New Zealanders expect and deserve safe health care of the highest quality. We have a complex health care system that helps prevent and treat illness every day, and provides care to those reaching the end of their life.
This report looks at currently available measures within a framework for understanding quality and considers ‘How good is New Zealand’s health care?’ It seeks to create debate around the meaning and interpretation of the data presented, with a view to stimulating initiatives to improve our health and disability services.
Five specific questions are explored.
- When our patients most need to be safe, are they?
- Is the experience of patients being cared for in our system good?
- Is care effective, with the right care providing good outcomes?
- Do we provide an equitable system with good health care for all, regardless of sex, ethnicity, age or income?
- Does our system provide good value for money – does it avoid waste and deliver good outcomes for the resources used?
Key Results
The evidence in this report indicates New Zealand’s health and disability system is as good as, or better than, the health systems in most other similar developed countries for 7 out of the 10 measures where robust international comparison is possible. Most of the measures are improving or maintaining their position. A high proportion of patients report they were treated with dignity, respect, kindness and compassion in our hospitals. International comparisons show our health care system provides good value for money and helps people live longer, healthier lives.
Specifically:
• Disability adjusted life years lost (DALYs) per 100,000 population in New Zealand is seventh lowest of those OECD nations measured by the World Health Organization (WHO) – similar to Australia and lower than most western European countries, the US and Canada. This shows our health system is effective in helping people live longer, healthier lives.
• Early results from a new national patient experience survey for inpatients show positive results compared with jurisdictions such as England, Sweden and Canada. Patients generally have a good experience in hospital, and feel they are treated with dignity, respect, kindness and compassion.
• The system has addressed inequity in some targeted areas – notably immunisation, in which large disparities between Māori and non-Māori child vaccination rates have been almost eliminated in five years.
• Our health system is relatively inexpensive compared with similar countries – New Zealand is the 18th highest of 34 OECD countries in per capita expenditure on health care. Less is spent than in nearly all comparable English-speaking and northern European countries. This, combined with results similar to or better than these countries for most quality measures, suggests a system which provides good value for money.
• Specific process measures have improved over the past three years. For example:
– the use of insertion bundles to prevent central line associated bacteraemia (CLAB) is now routine in intensive care units (ICUs), and generally in other settings as well. This is comparable with the State of Michigan and better than most other countries
– New Zealand’s compliance with best practice hand hygiene requirements has increased from 62 percent in 2012 to 77 percent in 2015. This is similar to recent data for Australia and Canada.
• Outcomes are more variable:
– The rate of CLAB infection in ICUs has fallen from 3.3 per 1000 line days in 2011 to 0.37 in 2014 and is now very rare. New Zealand performs well internationally on this measure.
– Rates of Staphylococcus aureus bacteraemia (a common bacterial infection in hospitals) have not changed. New Zealand’s rates are slightly higher than Australia’s and lower than Scotland’s.
– There has been an increase in postoperative sepsis in recent years. The cause is unclear and further work is needed to understand and address this increase. New Zealand does not compare well with other countries in this measure.

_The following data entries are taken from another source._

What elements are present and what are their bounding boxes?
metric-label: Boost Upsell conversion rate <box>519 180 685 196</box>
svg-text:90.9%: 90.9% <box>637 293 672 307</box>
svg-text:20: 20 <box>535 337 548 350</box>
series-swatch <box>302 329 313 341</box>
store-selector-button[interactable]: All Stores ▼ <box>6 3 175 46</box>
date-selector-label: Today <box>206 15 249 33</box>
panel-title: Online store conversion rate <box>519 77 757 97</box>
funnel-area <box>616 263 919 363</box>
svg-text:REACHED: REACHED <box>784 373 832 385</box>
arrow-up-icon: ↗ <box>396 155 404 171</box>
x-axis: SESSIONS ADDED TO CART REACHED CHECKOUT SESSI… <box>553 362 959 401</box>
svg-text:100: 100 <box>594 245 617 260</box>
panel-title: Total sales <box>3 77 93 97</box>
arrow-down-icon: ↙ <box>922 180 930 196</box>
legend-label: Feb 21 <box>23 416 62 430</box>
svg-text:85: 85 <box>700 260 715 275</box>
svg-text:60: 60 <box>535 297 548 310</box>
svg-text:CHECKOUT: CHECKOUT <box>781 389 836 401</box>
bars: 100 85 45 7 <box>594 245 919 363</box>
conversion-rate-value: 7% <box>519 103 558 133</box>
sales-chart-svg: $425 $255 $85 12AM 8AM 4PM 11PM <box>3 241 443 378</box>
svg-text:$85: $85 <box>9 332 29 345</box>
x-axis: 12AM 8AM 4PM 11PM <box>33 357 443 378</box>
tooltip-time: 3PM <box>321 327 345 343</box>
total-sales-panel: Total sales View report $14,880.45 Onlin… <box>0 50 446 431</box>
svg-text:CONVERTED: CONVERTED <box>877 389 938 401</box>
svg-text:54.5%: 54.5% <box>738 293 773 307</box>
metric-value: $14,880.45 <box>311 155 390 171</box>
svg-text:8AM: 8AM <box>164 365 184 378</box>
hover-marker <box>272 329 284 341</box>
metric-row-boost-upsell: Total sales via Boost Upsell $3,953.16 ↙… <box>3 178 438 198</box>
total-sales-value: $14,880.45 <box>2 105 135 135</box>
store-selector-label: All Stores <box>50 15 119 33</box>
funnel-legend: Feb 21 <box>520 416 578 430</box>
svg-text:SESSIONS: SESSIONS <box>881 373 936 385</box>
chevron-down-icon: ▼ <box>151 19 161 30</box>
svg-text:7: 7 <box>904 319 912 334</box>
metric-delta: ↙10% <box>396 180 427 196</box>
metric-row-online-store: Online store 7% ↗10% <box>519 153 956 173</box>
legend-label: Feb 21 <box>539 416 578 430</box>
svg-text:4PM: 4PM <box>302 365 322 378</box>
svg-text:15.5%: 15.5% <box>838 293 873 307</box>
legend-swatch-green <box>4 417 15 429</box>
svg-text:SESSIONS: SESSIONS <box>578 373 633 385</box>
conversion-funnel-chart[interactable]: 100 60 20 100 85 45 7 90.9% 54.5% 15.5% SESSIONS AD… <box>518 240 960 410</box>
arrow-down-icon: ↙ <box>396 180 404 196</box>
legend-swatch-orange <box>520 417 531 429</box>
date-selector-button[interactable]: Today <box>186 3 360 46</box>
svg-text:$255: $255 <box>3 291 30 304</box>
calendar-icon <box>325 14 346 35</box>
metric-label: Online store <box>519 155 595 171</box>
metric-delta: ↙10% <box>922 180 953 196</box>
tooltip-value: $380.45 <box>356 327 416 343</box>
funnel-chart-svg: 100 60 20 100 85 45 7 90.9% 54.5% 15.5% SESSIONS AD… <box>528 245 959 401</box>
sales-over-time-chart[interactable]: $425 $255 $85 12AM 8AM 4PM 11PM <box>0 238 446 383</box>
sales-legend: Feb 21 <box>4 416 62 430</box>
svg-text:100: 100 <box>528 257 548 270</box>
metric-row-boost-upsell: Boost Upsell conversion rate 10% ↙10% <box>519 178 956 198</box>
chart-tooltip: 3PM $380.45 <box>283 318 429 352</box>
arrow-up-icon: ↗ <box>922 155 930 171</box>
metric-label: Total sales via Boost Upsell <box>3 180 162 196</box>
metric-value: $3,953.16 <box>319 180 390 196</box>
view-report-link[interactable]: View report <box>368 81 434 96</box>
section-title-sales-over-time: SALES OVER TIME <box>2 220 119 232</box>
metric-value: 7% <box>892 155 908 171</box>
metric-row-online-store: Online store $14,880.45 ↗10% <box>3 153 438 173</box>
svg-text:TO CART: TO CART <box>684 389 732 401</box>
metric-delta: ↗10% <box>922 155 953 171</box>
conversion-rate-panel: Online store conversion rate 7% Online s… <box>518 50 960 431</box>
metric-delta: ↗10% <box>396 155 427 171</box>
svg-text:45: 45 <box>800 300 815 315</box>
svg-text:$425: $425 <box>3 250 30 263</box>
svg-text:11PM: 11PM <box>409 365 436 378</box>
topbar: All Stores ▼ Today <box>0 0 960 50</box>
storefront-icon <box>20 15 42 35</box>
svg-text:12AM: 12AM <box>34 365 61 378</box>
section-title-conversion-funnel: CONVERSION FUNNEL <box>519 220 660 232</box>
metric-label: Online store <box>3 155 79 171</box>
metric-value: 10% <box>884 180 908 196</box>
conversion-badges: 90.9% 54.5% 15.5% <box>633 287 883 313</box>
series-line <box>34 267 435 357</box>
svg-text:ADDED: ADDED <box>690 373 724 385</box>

There are three clear areas for improvement:
• Inequity in access. New Zealanders report economic barriers in access to health care second only to the US. This data precedes recent initiatives to provide free access to general practitioners (GPs) for children aged under 13. However, the Atlas of Healthcare Variation provides several other examples of variation between ethnic groups in use of the most appropriate care.
• Harm to patients – as illustrated by the Commission’s annual report of serious adverse events.4
• Variation in patterns of care, even when taking into account the different needs of populations, or the wishes of individual patients.